Does it work on X11?

Yes! Voxtype works on both Wayland and X11. It uses evdev (kernel-level) for hotkey detection, which works everywhere. For text output, it uses wtype on Wayland (with CJK support), with dotool and ydotool as fallbacks.

Does it require an internet connection?

No. All speech recognition is done locally using whisper.cpp. The only time network access is used is to download Whisper models during initial setup.


Compatibility

Which desktops are supported?

All of them! Voxtype is optimized for Wayland compositors with native keybinding support:

  • Hyprland, Sway, River - Full push-to-talk via compositor keybindings (no special permissions needed)
  • GNOME, KDE Plasma - Works with built-in evdev hotkey (requires input group)
  • X11 desktops (i3, etc.) - Works with built-in evdev hotkey (requires input group)

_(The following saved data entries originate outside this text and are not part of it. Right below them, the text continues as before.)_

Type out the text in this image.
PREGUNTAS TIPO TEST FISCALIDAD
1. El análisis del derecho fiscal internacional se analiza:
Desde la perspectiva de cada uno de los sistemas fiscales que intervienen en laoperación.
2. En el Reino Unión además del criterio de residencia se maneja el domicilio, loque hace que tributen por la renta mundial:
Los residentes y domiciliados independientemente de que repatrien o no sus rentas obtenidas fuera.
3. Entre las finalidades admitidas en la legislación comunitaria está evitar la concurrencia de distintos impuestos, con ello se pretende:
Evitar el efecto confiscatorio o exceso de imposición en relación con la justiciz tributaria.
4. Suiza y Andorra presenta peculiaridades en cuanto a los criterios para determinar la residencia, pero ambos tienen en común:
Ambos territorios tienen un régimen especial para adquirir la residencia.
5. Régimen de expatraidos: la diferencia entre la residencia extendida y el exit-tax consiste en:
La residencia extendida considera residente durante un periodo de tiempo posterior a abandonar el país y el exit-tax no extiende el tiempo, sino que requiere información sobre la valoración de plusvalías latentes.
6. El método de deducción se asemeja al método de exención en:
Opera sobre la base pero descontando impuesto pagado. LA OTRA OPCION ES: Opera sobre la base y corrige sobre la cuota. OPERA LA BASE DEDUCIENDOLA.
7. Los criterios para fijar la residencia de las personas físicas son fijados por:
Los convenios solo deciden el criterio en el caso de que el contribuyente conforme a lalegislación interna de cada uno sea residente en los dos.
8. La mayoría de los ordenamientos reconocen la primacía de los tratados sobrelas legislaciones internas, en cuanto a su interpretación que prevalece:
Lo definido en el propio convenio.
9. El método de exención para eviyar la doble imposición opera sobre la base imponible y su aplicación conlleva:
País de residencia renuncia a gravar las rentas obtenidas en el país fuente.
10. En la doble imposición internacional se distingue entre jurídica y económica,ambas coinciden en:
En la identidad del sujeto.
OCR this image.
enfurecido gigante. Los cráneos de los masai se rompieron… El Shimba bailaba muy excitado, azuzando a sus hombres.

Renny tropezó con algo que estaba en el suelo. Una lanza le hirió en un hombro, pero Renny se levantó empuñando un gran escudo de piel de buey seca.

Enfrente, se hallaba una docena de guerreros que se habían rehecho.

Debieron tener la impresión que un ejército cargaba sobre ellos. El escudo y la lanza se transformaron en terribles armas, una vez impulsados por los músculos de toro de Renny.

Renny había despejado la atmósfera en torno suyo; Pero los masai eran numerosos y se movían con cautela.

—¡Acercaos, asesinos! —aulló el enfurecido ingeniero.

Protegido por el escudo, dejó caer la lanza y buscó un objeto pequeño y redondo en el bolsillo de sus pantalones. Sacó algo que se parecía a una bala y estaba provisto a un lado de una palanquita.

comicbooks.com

For text output, Voxtype uses:

  • wtype on Wayland (best CJK/Unicode support, no daemon needed)
  • dotool as fallback (supports keyboard layouts, no daemon needed)
  • ydotool on X11 or as fallback (requires daemon)

Which audio systems are supported?

  • PipeWire (recommended)
  • PulseAudio
  • ALSA (directly)

Does it work with Bluetooth microphones?

Yes, as long as your Bluetooth microphone is recognized by PipeWire/PulseAudio as an audio source.

Does it work in all applications?

For type mode: Most applications work. Some may have issues:

  • Full-screen games may not receive input
  • Some terminal emulators handle pasted input differently
  • Electron apps occasionally have issues

For clipboard mode: Works universally (you just need to paste manually).

Does wtype work on KDE Plasma or GNOME?

No. KDE Plasma and GNOME (on Wayland) do not support the virtual keyboard protocol that wtype requires. You'll see the error: "Compositor does not support the virtual keyboard protocol."

Solution: Install dotool (recommended) or use ydotool. Voxtype automatically falls back to dotool, then ydotool, when wtype fails.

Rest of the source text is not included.